Karaikkal Ammaiyar or the ‘great mother of Karaikkal’, was a poet and mystic. Her real name was Punitavati. She was the earliest saint-poet of the bhakti tradition.

Little is known of the facts of her life, but it is known that she came from a rich Vaishya family, and that Karaikkal was the home of her husband’s family. The story of how she renounced the world and became a poet is obscured in legend. It is said that her husband left her two mangoes, one of which she offered in his absence to a mendicant. On his return her husband demanded that both be served to him. She had only the remainder, so she prayed to the god Shiva, and another mango miraculously appeared in the cupboard. This tasted so sweet that her husband was convinced it could not be the one he had brought, so he demanded to know where she had got it. When he found out, he was overwhelmed with awe. Realising that his wife was no ordinary woman, he fled the house and immigrated to the Pandya country. There he took a second wife, by whom he had a daughter, whom he named Punitavati after his first wife. Ammaiyar followed him and pleaded with him and his new family to let her stay, but they prostrated themselves before her and worshipped her as a goddess. Thus rejected, Ammaiyar left home and totally dedicated herself to Shiva, practicing her devotion in the seclusion of the forest and finally obtaining grace. According to tradition, Shiva granted her two boons – one was that she would lose her beauty and become hideous, so that men would not molest her; the other that she might witness his celestial dance in person. In iconography she is depicted as a female demon with long unkempt hair like the goddess Chamunda.

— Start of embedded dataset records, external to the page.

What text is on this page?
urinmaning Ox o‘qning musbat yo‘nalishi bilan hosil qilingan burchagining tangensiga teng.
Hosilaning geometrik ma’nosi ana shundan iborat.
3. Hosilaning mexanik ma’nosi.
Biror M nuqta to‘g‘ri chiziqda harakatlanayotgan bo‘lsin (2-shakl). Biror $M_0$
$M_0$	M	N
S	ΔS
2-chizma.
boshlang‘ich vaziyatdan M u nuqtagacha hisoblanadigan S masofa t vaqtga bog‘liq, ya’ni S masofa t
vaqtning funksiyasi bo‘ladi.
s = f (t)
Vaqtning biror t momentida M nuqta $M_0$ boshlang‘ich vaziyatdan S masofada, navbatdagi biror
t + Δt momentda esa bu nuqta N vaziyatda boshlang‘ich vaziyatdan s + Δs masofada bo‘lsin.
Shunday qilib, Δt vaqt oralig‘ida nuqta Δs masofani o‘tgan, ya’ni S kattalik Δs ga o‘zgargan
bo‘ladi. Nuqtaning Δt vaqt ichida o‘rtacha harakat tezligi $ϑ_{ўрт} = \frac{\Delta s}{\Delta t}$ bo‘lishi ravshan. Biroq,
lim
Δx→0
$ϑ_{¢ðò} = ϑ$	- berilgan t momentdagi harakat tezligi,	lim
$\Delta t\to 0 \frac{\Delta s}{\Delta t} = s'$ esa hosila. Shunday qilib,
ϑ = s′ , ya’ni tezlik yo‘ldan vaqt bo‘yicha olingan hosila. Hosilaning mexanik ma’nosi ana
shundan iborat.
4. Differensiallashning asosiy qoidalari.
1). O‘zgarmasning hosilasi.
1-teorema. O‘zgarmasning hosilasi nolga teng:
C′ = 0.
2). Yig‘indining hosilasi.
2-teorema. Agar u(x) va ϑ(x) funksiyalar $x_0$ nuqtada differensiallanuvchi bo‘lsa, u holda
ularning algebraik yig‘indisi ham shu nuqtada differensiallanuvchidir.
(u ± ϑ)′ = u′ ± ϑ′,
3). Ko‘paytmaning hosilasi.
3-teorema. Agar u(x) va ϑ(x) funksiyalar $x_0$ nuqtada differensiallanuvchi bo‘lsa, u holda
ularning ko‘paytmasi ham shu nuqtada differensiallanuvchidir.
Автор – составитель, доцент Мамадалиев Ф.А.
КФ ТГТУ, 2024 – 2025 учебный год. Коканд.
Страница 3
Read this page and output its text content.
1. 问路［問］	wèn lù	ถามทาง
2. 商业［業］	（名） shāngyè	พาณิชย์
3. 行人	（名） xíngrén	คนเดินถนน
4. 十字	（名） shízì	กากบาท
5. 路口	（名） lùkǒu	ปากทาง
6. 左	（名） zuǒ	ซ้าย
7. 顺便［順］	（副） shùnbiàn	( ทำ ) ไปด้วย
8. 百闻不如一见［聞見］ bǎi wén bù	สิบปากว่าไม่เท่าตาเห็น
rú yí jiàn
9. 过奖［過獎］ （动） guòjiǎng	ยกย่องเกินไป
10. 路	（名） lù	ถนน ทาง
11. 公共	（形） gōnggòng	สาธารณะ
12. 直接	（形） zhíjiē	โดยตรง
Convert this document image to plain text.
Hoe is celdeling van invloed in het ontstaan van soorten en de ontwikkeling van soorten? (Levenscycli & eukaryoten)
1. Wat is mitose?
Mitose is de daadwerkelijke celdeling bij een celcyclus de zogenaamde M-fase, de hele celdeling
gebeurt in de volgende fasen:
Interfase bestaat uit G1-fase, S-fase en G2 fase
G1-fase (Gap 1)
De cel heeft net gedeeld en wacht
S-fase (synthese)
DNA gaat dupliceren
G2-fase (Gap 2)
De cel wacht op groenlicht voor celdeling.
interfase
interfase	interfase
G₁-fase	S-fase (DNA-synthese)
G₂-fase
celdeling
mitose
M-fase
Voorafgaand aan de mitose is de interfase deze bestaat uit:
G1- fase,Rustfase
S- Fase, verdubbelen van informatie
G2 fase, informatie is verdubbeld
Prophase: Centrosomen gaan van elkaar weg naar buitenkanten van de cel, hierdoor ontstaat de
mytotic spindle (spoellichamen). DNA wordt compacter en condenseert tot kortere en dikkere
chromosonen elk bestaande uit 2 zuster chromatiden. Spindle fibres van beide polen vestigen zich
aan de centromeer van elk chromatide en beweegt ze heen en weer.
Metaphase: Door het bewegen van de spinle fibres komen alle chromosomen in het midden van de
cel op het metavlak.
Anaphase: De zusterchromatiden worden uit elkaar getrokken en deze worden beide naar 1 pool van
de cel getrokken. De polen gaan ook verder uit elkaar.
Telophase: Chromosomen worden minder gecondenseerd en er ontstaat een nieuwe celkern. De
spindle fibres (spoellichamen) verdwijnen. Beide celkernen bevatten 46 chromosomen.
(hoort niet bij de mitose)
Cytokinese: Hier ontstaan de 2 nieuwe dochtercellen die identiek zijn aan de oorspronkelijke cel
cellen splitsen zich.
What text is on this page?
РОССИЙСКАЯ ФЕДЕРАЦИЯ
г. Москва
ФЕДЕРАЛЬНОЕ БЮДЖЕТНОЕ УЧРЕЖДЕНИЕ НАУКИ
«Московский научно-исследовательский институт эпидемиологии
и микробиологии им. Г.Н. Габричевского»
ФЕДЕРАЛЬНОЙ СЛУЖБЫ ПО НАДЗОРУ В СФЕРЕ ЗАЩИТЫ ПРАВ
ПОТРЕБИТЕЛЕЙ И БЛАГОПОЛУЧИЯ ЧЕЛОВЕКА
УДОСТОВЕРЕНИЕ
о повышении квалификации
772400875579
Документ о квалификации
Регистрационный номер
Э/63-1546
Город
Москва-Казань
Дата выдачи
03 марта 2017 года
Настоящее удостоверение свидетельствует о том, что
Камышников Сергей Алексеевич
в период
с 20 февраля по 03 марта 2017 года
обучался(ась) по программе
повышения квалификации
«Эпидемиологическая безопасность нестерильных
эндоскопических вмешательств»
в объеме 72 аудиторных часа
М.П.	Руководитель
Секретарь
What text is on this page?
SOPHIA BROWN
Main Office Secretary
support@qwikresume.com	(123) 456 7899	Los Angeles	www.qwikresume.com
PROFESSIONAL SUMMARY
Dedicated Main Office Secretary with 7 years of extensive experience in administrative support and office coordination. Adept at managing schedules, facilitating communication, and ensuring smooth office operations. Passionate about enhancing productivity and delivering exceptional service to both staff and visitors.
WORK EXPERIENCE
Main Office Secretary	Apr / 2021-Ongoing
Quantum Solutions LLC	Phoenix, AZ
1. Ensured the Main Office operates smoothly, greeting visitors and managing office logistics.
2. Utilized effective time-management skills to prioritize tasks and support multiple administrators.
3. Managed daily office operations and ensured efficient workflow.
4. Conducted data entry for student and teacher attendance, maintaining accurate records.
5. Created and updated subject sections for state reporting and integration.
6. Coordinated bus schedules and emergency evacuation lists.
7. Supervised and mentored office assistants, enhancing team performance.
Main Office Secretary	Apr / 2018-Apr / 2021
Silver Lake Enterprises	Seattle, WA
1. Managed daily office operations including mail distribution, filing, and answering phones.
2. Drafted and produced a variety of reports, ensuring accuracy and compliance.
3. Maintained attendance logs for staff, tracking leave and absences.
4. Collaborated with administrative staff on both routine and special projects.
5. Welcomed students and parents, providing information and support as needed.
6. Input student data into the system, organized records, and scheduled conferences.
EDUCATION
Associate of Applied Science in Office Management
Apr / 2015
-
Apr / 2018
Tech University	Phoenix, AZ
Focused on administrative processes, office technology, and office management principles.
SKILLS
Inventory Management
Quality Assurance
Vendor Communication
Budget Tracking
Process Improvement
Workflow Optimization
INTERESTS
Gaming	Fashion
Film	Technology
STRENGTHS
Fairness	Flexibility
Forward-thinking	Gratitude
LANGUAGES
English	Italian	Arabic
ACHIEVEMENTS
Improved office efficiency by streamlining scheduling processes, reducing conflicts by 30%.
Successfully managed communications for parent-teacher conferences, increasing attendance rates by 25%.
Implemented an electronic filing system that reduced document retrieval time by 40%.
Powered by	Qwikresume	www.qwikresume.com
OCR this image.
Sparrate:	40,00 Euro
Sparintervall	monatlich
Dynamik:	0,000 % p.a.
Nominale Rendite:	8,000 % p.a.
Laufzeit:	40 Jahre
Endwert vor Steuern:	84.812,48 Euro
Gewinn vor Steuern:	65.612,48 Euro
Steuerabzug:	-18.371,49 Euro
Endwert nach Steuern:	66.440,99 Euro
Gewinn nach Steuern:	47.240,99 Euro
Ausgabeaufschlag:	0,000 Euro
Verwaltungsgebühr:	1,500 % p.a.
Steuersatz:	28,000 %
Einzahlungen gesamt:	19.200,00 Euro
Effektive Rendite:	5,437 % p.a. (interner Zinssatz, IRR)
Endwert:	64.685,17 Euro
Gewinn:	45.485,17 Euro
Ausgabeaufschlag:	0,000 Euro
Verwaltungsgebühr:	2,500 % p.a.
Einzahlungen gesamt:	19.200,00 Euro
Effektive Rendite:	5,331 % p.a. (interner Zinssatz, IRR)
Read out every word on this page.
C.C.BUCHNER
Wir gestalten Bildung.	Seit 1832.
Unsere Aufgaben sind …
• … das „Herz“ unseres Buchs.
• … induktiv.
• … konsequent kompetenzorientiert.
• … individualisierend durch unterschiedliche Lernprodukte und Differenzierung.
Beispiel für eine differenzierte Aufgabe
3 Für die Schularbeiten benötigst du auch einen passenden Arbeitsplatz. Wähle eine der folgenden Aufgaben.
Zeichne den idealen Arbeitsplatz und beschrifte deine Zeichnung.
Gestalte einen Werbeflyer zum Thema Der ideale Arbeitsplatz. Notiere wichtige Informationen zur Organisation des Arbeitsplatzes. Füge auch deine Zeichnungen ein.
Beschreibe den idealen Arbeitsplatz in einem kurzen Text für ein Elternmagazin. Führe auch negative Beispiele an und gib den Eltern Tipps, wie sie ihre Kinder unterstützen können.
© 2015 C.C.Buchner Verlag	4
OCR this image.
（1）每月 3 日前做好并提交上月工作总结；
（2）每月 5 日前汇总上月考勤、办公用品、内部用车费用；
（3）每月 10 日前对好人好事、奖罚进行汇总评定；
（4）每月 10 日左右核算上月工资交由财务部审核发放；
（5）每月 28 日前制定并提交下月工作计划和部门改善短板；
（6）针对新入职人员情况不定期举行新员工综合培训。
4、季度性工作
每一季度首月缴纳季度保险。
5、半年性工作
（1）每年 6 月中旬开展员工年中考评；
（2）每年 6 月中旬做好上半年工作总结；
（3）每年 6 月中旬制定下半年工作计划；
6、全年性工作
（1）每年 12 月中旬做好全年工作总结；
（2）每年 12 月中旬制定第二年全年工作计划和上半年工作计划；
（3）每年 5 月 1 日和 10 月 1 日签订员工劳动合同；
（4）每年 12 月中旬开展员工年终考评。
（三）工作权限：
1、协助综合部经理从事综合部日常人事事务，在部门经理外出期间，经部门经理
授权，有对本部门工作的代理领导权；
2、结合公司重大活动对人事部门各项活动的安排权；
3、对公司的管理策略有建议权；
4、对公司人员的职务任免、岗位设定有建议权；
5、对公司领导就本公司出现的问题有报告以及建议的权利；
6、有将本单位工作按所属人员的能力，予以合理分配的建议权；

Although only four of her compositions have come down to us, other great Shaiva poet-devotees have respectfully praised her. In two of these four, she describes Shiva’s dance competition with Kali, and how she herself witnessed this celestial incident as a female ghost in the retinue of Kali. Ammaiyar’s poems vividly demonstrate her filial devotion for Shiva, unlike saint-poets of later years whose devotion was erotic. She celebrates all aspects of the god, terrible and benign. The Shaiva community accepted her as a divine member of Kali’s entourage, with whom Ammaiyar naturally identified herself. Ammaiyar chose the extreme life of a Shaiva ascetic or kapalika (skull bearer) in deliberate defiance of the genteel society of the rich merchants of Karaikkal. She is counted as one of the 63 saints of Shaivism, and her verses are collected in the eleventh book of Tamil Shaivism, the Tirumurai.